Ant hill made up of volcanic minerals from the Hopi Buttes Volcanic Field, Navajo Nation, AZ, USA.
I did want to share a fun factoid about how ants help geologists when searching for specific rock types by using some examples from my recent field work. Whether or not you had an ant farm as a kid, its pretty easy to imagine the process involved in building an ant colony. The ants excavate tunnels underground and move the material from their tunnels to the surface. This material, moved grain by grain, adds up and can form a hill. As the ant colony gets larger, they bring up material from deeper underground. This helps geologists because it brings minerals to the surface that may be just out of sight. Because we live on a planet with weather (yay atmosphere!) and liquid water, the surface is constantly changing. The ants kindly bring up minerals and rocks that were buried by soil, wind blown dust, or plants and let geologists know where to look.

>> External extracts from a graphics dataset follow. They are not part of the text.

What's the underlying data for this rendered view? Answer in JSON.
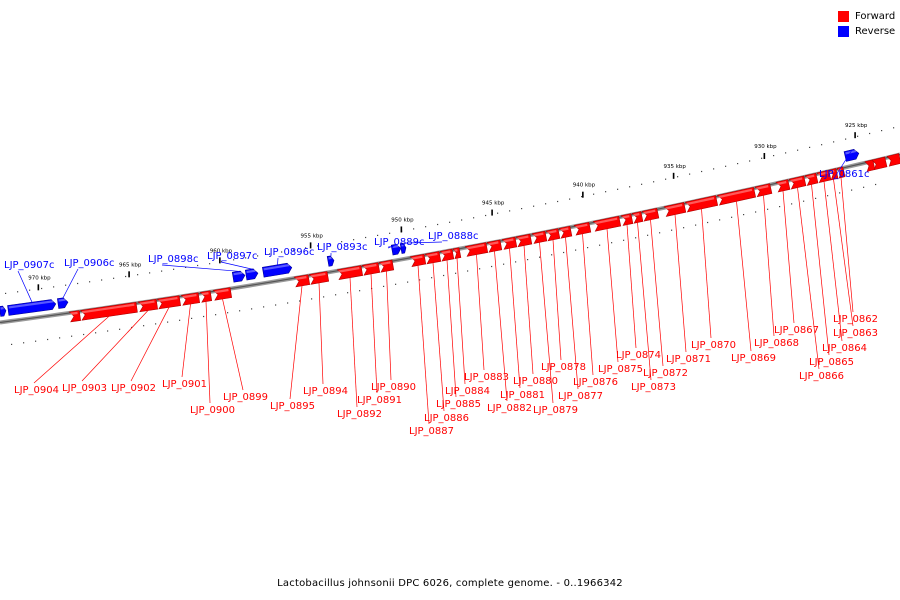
{
  "legend": {
    "forward_label": "Forward",
    "reverse_label": "Reverse",
    "forward_color": "#ff0000",
    "reverse_color": "#0000ff"
  },
  "caption": "Lactobacillus johnsonii DPC 6026, complete genome. - 0..1966342",
  "ticks": [
    {
      "label": "925 kbp",
      "kbp": 925
    },
    {
      "label": "930 kbp",
      "kbp": 930
    },
    {
      "label": "935 kbp",
      "kbp": 935
    },
    {
      "label": "940 kbp",
      "kbp": 940
    },
    {
      "label": "945 kbp",
      "kbp": 945
    },
    {
      "label": "950 kbp",
      "kbp": 950
    },
    {
      "label": "955 kbp",
      "kbp": 955
    },
    {
      "label": "960 kbp",
      "kbp": 960
    },
    {
      "label": "965 kbp",
      "kbp": 965
    },
    {
      "label": "970 kbp",
      "kbp": 970
    }
  ],
  "genes": [
    {
      "label": "LJP_0861c",
      "strand": "reverse"
    },
    {
      "label": "LJP_0862",
      "strand": "forward"
    },
    {
      "label": "LJP_0863",
      "strand": "forward"
    },
    {
      "label": "LJP_0864",
      "strand": "forward"
    },
    {
      "label": "LJP_0865",
      "strand": "forward"
    },
    {
      "label": "LJP_0866",
      "strand": "forward"
    },
    {
      "label": "LJP_0867",
      "strand": "forward"
    },
    {
      "label": "LJP_0868",
      "strand": "forward"
    },
    {
      "label": "LJP_0869",
      "strand": "forward"
    },
    {
      "label": "LJP_0870",
      "strand": "forward"
    },
    {
      "label": "LJP_0871",
      "strand": "forward"
    },
    {
      "label": "LJP_0872",
      "strand": "forward"
    },
    {
      "label": "LJP_0873",
      "strand": "forward"
    },
    {
      "label": "LJP_0874",
      "strand": "forward"
    },
    {
      "label": "LJP_0875",
      "strand": "forward"
    },
    {
      "label": "LJP_0876",
      "strand": "forward"
    },
    {
      "label": "LJP_0877",
      "strand": "forward"
    },
    {
      "label": "LJP_0878",
      "strand": "forward"
    },
    {
      "label": "LJP_0879",
      "strand": "forward"
    },
    {
      "label": "LJP_0880",
      "strand": "forward"
    },
    {
      "label": "LJP_0881",
      "strand": "forward"
    },
    {
      "label": "LJP_0882",
      "strand": "forward"
    },
    {
      "label": "LJP_0883",
      "strand": "forward"
    },
    {
      "label": "LJP_0884",
      "strand": "forward"
    },
    {
      "label": "LJP_0885",
      "strand": "forward"
    },
    {
      "label": "LJP_0886",
      "strand": "forward"
    },
    {
      "label": "LJP_0887",
      "strand": "forward"
    },
    {
      "label": "LJP_0888c",
      "strand": "reverse"
    },
    {
      "label": "LJP_0889c",
      "strand": "reverse"
    },
    {
      "label": "LJP_0890",
      "strand": "forward"
    },
    {
      "label": "LJP_0891",
      "strand": "forward"
    },
    {
      "label": "LJP_0892",
      "strand": "forward"
    },
    {
      "label": "LJP_0893c",
      "strand": "reverse"
    },
    {
      "label": "LJP_0894",
      "strand": "forward"
    },
    {
      "label": "LJP_0895",
      "strand": "forward"
    },
    {
      "label": "LJP_0896c",
      "strand": "reverse"
    },
    {
      "label": "LJP_0897c",
      "strand": "reverse"
    },
    {
      "label": "LJP_0898c",
      "strand": "reverse"
    },
    {
      "label": "LJP_0899",
      "strand": "forward"
    },
    {
      "label": "LJP_0900",
      "strand": "forward"
    },
    {
      "label": "LJP_0901",
      "strand": "forward"
    },
    {
      "label": "LJP_0902",
      "strand": "forward"
    },
    {
      "label": "LJP_0903",
      "strand": "forward"
    },
    {
      "label": "LJP_0904",
      "strand": "forward"
    },
    {
      "label": "LJP_0906c",
      "strand": "reverse"
    },
    {
      "label": "LJP_0907c",
      "strand": "reverse"
    }
  ]
}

For example, in the Hopi Buttes Volcanic Field in the Navajo Nation, AZ, USA the deposits contain a lot of pyroxene. The old volcano insides (dikes, diatremes, etc.) stick up as obvious buttes, but the edges of these rocks are worn down and this makes it hard to figure out just how big the volcanic plumbing system was.
Buttes of black volcanic rock surrounded by red sand and siltstones of the Chinle Formation in the Hopi Buttes Volcanic Field.

To figure out where the contact between volcanic deposits and the old host rock is (in this case, sandstones and siltstones) we could use the ant hills to get a better idea of what rock was below us even in flat areas. If the hills were shiny and black, they were digging in the volcanic rocks! If they were red or pink, those were host rocks. We still dig holes to check, but they give us a head start.
Concentration of pyroxene crystals and small pieces of lava in an ant hill.

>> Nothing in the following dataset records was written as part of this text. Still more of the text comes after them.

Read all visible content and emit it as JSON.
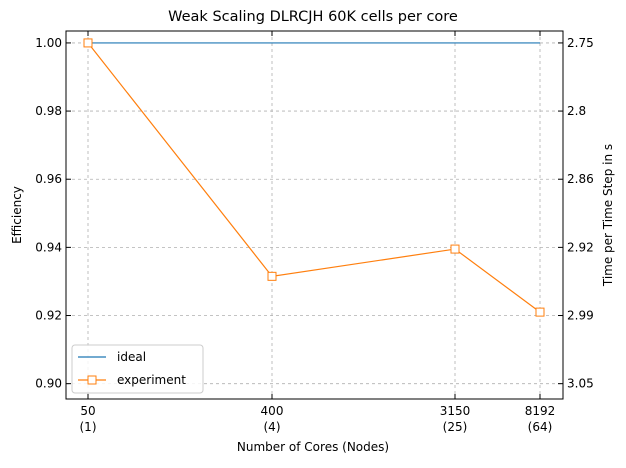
{
  "chart_data": {
    "type": "line",
    "title": "Weak Scaling DLRCJH 60K cells per core",
    "xlabel": "Number of Cores (Nodes)",
    "ylabel": "Efficiency",
    "y2label": "Time per Time Step in s",
    "x_ticks": [
      {
        "line1": "50",
        "line2": "(1)"
      },
      {
        "line1": "400",
        "line2": "(4)"
      },
      {
        "line1": "3150",
        "line2": "(25)"
      },
      {
        "line1": "8192",
        "line2": "(64)"
      }
    ],
    "y_ticks": [
      "0.90",
      "0.92",
      "0.94",
      "0.96",
      "0.98",
      "1.00"
    ],
    "y_tick_values": [
      0.9,
      0.92,
      0.94,
      0.96,
      0.98,
      1.0
    ],
    "y2_ticks": [
      "3.05",
      "2.99",
      "2.92",
      "2.86",
      "2.8",
      "2.75"
    ],
    "ylim": [
      0.8955,
      1.0035
    ],
    "grid": true,
    "legend_position": "lower-left",
    "series": [
      {
        "name": "ideal",
        "color": "#1f77b4",
        "marker": "none",
        "values": [
          1.0,
          1.0,
          1.0,
          1.0
        ]
      },
      {
        "name": "experiment",
        "color": "#ff7f0e",
        "marker": "square",
        "values": [
          1.0,
          0.9315,
          0.9395,
          0.921
        ]
      }
    ]
  }
}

Another example was from the Dotsero Maar in Colorado, USA. We were tracking the ash deposits from the eruption (possibly as young as 5,000 years ago, making it the youngest eruption in Colorado). Ash quickly turns to soil and gets covered in plants and other debris. To check the location and thickness of the ash we needed to dig lots of holes. Kindly, ants brought up lapilli (pebble sized pieces of scoria) in areas where there were ash deposits and helped us to know where to dig. As digging in 100 F heat is hard work, we appreciated any advantage we could get.

Digging for ash deposits. We could use the ant hills full of lapilli to know we were in a good spot.

There is actually a long history of geologists using ant hills to find minerals when prospecting. And even one case where other prospectors were known to plant minerals to trick their competitors into following false trails! If you want to read a neat book about prospecting, with proper credit to ants, I suggest Barren Lands which is a good way to learn about kimberlites and diamond mining.